Die Geschäfte rund um den Martini-Markt öffnen von 13 bis 18 Uhr für die Kunden. Im Interview berichten Einzelhändler über den Nutzen des verkaufsoffenen Sonntags und erläutern, aus welchem Grund sie sich beteiligen. Shoppen ist inzwischen eine attraktive Freizeitbeschäftigung. Bei einem verkaufsoffenen Sonntag bietet der Einzelhandel meist Schnäppchen und es ist zudem eine gute Gelegenheit, bei einem Bummel durch die Stadt, Zeit mit der gesamten Familie zu verbringen – und vielleicht findet man bei dieser Gelegenheit erste Weihnachtsgeschenke.

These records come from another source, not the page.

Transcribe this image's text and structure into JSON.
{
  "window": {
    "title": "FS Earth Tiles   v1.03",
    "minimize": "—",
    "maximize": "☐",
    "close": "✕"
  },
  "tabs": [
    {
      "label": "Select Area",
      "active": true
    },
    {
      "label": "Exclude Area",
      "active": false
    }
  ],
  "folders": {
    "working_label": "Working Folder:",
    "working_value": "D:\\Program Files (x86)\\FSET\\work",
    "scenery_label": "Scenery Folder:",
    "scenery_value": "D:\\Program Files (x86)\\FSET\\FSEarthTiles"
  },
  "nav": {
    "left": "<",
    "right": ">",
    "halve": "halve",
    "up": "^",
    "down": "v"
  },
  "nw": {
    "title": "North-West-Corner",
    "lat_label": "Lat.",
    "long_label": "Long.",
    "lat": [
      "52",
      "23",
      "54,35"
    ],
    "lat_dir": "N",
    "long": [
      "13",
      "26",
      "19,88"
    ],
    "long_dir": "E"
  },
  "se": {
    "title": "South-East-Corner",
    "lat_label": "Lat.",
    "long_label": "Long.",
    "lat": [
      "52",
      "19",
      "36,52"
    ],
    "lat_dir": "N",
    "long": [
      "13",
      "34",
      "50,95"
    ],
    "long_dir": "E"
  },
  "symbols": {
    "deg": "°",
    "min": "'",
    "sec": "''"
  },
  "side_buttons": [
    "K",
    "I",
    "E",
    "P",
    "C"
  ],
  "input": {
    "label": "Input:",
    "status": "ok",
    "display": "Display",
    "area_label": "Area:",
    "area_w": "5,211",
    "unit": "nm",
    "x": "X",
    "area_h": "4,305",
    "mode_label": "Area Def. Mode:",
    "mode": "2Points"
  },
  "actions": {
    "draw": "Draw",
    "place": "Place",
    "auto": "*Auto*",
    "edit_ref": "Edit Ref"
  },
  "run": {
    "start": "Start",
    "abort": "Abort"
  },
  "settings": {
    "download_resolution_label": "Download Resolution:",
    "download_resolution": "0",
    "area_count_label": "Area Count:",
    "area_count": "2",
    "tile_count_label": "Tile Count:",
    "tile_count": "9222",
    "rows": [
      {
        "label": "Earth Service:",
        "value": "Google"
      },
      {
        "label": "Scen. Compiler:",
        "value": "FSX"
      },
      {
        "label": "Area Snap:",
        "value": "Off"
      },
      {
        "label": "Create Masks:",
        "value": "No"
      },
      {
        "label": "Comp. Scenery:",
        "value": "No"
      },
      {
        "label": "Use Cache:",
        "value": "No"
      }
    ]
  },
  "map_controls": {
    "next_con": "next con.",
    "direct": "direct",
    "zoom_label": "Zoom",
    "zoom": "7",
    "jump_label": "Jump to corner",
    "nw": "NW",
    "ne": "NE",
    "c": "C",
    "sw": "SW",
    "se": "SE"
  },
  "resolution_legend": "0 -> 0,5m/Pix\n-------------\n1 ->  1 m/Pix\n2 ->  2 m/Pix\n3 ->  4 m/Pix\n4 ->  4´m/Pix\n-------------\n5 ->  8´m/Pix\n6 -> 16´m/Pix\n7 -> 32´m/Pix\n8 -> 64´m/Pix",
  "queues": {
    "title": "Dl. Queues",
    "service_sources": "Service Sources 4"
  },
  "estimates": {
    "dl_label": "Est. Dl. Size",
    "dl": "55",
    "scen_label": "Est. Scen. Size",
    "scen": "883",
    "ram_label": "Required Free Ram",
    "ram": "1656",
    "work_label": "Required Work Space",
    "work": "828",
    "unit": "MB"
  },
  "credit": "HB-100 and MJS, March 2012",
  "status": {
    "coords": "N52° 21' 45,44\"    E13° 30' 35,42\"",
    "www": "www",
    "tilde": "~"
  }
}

Einzelhändler im Interview zum Thema “Einkaufen am Sonntag”:

 

Dagmar Zimmermann, Schloss Parfümerie:
Entweder alle oder gar nicht. Dieser Tag ist nur attraktiv, wenn alle mitmachen. An diesem Tag kommen sehr viele Fremde in die Stadt und so kann man sich nochmal neu präsentieren. Vor allem jetzt mit unserem neuen Laden. Dafür eignet sich der verkaufsoffene Sonntag sehr gut. Vorteile, beispielsweise im finanziellen Sinne, gibt es aber nicht.

 

Sabine Dressel, Cecil:
Natürlich machen wir beim verkaufsoffenen Sonntag mit, einfach um uns nicht auszugrenzen. Wenn es so eine Aktion gibt, dann sollten auch alle an einem Strang ziehen. Er bringt nicht mehr Geld, dieser eine Tag, er ist für uns also nicht effektiv. Wir machen das nur für die Gemeinschaft der Bayreuther Innenstadt-Geschäfte. Denn nur in einer Gemeinschaft kann man auch etwas erreichen.

 

Chris Wagner, Wellensteyn:
Der verkaufsoffene Sonntag belebt vor allem die Innenstadt, auch mal an einem sonst ruhigen Sonntag. Es kommen auch andere Kunden, beispielsweise aus dem Landkreis und der Oberpfalz, oder Stammkunden, die unter der Woche wenig Zeit haben. Wir haben einen neuen Laden und präsentieren den gerne. Eine Attraktion ist ganz sicher unser Wellensteyn-Eisbär, der Kunden und Passanten unterhält.

 

Viktor und Alexander Prieb, Photo Porst:
Den verkaufsoffenen Sonntag wie vor zehn Jahren gibt es nicht mehr – denn es gibt das Internet. Da kauft der Kunde rund um die Uhr und verzichtet möglicherweise am Sonntag auf den Weg in die Stadt. Eine Häufung der Verkaufsstrategieen, wie verkaufsoffener Sonntag, Black Friday oder Midnight Shopping, ist ungünstig. Wir öffnen wegen der Gemeinschaft. Wenn sich alle beteiligen, sind wir auch mit dabei.